Dec 4, 2009
Clean Coal - It is Possible
AEP selected to receive DOE funds to advance carbon dioxide capture and storage to commercial scale
American Electric Power was notified by the U.S. Department of Energy (DOE) that it was selected to receive funding through the Clean Coal Power Initiative Round 3 to pay part of the costs of installing the nation’s first commercial-scale carbon dioxide capture and storage system on its Mountaineer coal-fired power plant in New Haven, W.Va. The DOE announced the funding today.
AEP will immediately begin negotiating terms with the DOE to receive $334 million to assist with the installation of the system that will use a chilled ammonia process to capture at least 90 percent of the carbon dioxide from 235 megawatts of the plant’s 1,300 megawatts of capacity. The captured carbon dioxide, approximately 1.5 million metric tons per year, will be treated and compressed, then injected into suitable geologic formations for permanent storage approximately 1.5 miles below the surface. The system will begin commercial operation in 2015, according to the company’s application for funding.
The $334 million requested by AEP is about half of the estimated cost of the system.
“We’re pleased that the DOE selected our project for funding,” said Mike Morris, AEP chairman, president and chief executive officer. “It demonstrates the agency’s recognition that commercialization of carbon capture and storage technology is an essential component in a successful climate strategy for this nation, which relies on coal-fired generation for about half of its electricity supply.
“Customers of utilities in the U.S. and abroad will benefit from the work we are doing at our Mountaineer Plant,” Morris said. “The first use of any technology comes at a higher cost than subsequent uses. The DOE funding will reduce the costs our customers face for the first commercial deployment of this technology, which will lead to lower future costs for customers of AEP and other utilities as companies retrofit existing coal-fired plants to address carbon dioxide emissions.

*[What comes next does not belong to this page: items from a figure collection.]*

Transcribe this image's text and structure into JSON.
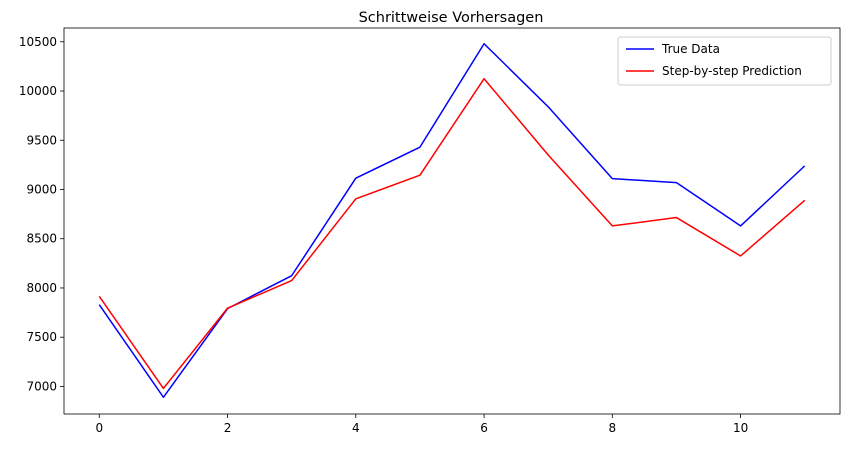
{
  "chart_data": {
    "type": "line",
    "title": "Schrittweise Vorhersagen",
    "xlabel": "",
    "ylabel": "",
    "x": [
      0,
      1,
      2,
      3,
      4,
      5,
      6,
      7,
      8,
      9,
      10,
      11
    ],
    "xlim": [
      -0.55,
      11.55
    ],
    "ylim": [
      6720,
      10640
    ],
    "x_ticks": [
      0,
      2,
      4,
      6,
      8,
      10
    ],
    "y_ticks": [
      7000,
      7500,
      8000,
      8500,
      9000,
      9500,
      10000,
      10500
    ],
    "grid": false,
    "legend_position": "top-right",
    "series": [
      {
        "name": "True Data",
        "color": "#0000ff",
        "values": [
          7830,
          6890,
          7790,
          8125,
          9115,
          9430,
          10480,
          9840,
          9110,
          9070,
          8630,
          9240
        ]
      },
      {
        "name": "Step-by-step Prediction",
        "color": "#ff0000",
        "values": [
          7915,
          6980,
          7795,
          8075,
          8905,
          9145,
          10125,
          9350,
          8630,
          8715,
          8325,
          8890
        ]
      }
    ]
  }
}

“We greatly appreciate the support we’ve received from West Virginia’s Washington delegation and state officials as we pursued funding to push this important technology to commercial scale,” Morris said.

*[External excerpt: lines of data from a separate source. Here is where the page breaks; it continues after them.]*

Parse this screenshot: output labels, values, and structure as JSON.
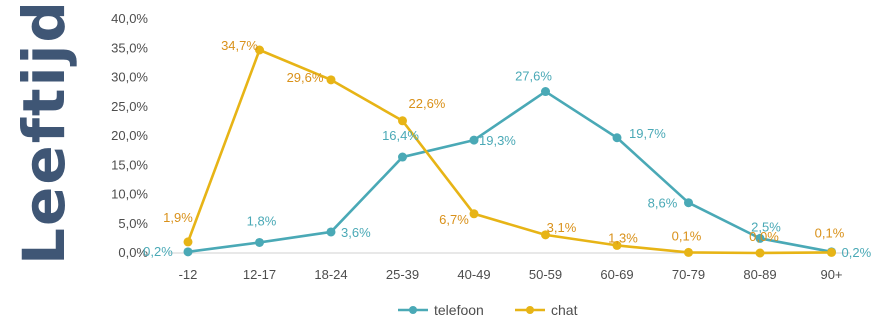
{
  "chart_data": {
    "type": "line",
    "title": "",
    "xlabel": "",
    "ylabel": "Leeftijd",
    "categories": [
      "-12",
      "12-17",
      "18-24",
      "25-39",
      "40-49",
      "50-59",
      "60-69",
      "70-79",
      "80-89",
      "90+"
    ],
    "ylim": [
      0,
      40
    ],
    "yticks": [
      "0,0%",
      "5,0%",
      "10,0%",
      "15,0%",
      "20,0%",
      "25,0%",
      "30,0%",
      "35,0%",
      "40,0%"
    ],
    "grid": false,
    "legend_position": "bottom",
    "series": [
      {
        "name": "telefoon",
        "color": "#4aa9b6",
        "values": [
          0.2,
          1.8,
          3.6,
          16.4,
          19.3,
          27.6,
          19.7,
          8.6,
          2.5,
          0.2
        ],
        "labels": [
          "0,2%",
          "1,8%",
          "3,6%",
          "16,4%",
          "19,3%",
          "27,6%",
          "19,7%",
          "8,6%",
          "2,5%",
          "0,2%"
        ]
      },
      {
        "name": "chat",
        "color": "#e7b416",
        "label_color": "#d9911a",
        "values": [
          1.9,
          34.7,
          29.6,
          22.6,
          6.7,
          3.1,
          1.3,
          0.1,
          0.0,
          0.1
        ],
        "labels": [
          "1,9%",
          "34,7%",
          "29,6%",
          "22,6%",
          "6,7%",
          "3,1%",
          "1,3%",
          "0,1%",
          "0,0%",
          "0,1%"
        ]
      }
    ]
  }
}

For this commercial-scale project, AEP has formed a diverse technical advisory committee that includes recognized experts in the field of geologic carbon dioxide storage. This group will include participants from Schlumberger Limited, Battelle Memorial Institute, Lawrence Livermore National Laboratory, Massachusetts Institute of Technology, The Ohio State University, West Virginia University, The University of Texas, West Virginia Geological Survey, Ohio Geological Survey, CONSOL Energy, and the West Virginia Department of Commerce Division of Energy. Additionally, Battelle and Schlumberger will work directly with AEP to design and deploy the carbon dioxide storage system at Mountaineer. AEP is also in discussions with other potential international partners for the project.

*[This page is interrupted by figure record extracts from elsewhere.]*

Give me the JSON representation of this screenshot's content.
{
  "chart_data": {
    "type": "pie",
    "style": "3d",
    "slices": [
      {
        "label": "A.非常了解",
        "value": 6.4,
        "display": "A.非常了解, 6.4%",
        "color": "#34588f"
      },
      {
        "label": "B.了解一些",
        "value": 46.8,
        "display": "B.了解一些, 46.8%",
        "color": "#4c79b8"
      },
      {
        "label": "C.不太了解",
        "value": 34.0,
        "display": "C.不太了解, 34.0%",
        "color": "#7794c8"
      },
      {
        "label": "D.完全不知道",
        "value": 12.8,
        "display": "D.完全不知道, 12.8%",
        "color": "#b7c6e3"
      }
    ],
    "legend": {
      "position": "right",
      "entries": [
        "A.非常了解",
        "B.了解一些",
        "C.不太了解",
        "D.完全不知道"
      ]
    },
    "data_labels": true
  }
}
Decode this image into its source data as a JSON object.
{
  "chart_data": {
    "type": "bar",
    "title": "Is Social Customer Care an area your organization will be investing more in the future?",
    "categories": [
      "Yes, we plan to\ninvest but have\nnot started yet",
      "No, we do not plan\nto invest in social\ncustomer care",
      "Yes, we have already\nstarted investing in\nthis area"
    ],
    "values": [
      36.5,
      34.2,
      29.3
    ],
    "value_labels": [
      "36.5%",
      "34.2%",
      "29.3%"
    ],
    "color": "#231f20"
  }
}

AEP and Alstom began operating a smaller-scale validation of the technology in September at the Mountaineer Plant. That system captures up to 90 percent of the carbon dioxide from a slipstream of flue gas equivalent to 20 megawatts of generating capacity. The captured carbon dioxide, more than 100,000 tons a year, is being compressed and injected into suitable geologic formations for permanent storage approximately 1.5 miles below the surface. No federal funds are being used for the validation project.